Bu doğrultuda YouTube, düzenli olarak “uygunsuz içeriklerin” kaldırılmasıyla ilgili verileri içeren şeffaflık raporu açıklamaktadır.

YouTube, Temmuz-Eylül 2019 döneminde 8,8 milyon videoyu platformundan kaldırdığını ve bunların yüzde 93’ünün konulan filtreler ve algoritmalar sayesinde otomatik olarak silindiğini açıklamıştır.

Dünya genelinde sakıncalı içerikleri takip etmek için 10 bin kişiyi istihdam eden YouTube ayrıca, 3 milyondan fazla kanalı, 500 milyondan fazla yorumu sildiğini bildirmiştir.

Benzer şekilde, Instagram ve WhatsApp’ı da bünyesinde bulunduran Facebook, geçtiğimiz aylarda BBC’ye yaptığı açıklamada, siber güvenlik konusunda 35 bin kişilik bir ekibinin olduğunu söylemiş, Temmuz-Eylül 2019 döneminde 30 milyondan fazla içerik konusunda harekete geçtiğini ve bunların 98’inin kullanıcı şikayetlerinden önce, kendi algoritmaları tarafından tespit edildiğini belirtmiştir.

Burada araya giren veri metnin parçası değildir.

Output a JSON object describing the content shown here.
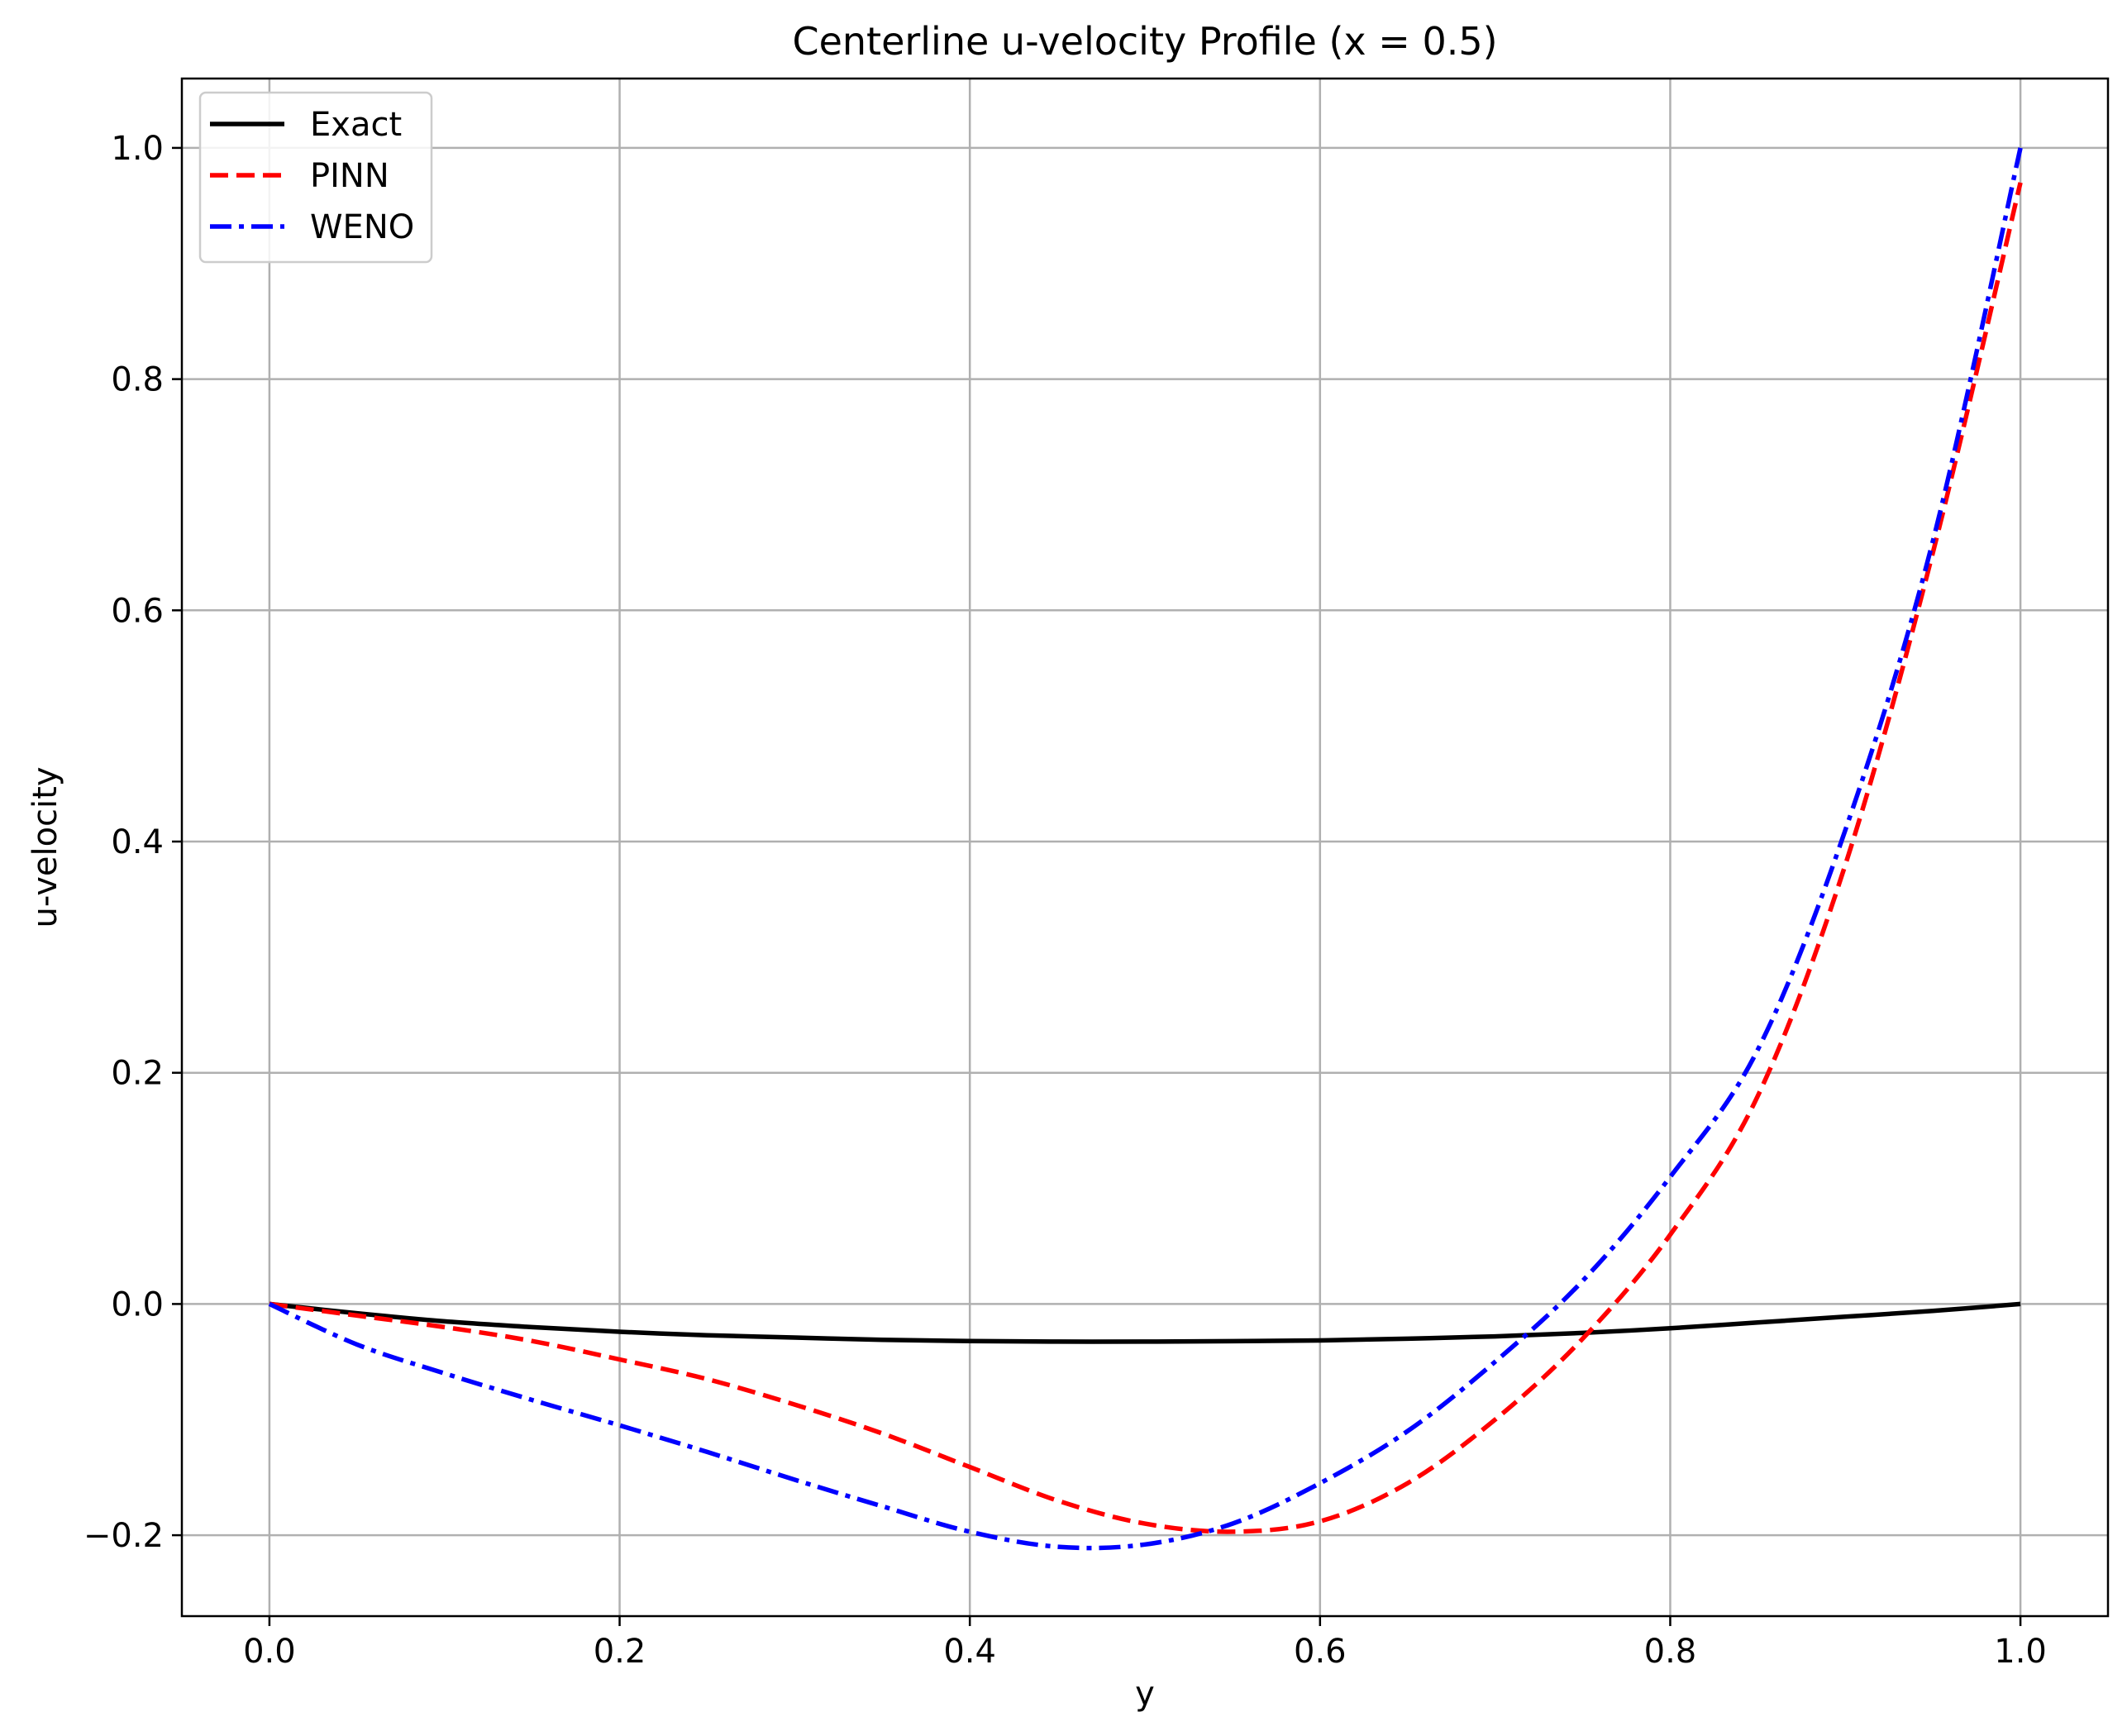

Netice olarak görülmektedir ki, sosyal medya şirketlerinin, suç teşkil eden yahut hukuka aykırı içerikleri nedeniyle yaptırımlara maruz kalmaları ve bu çerçevede yasal düzenlemeler yapılması, sadece ülkemizde değil, tüm dünyada yapılmakta olan bir uygulamadır.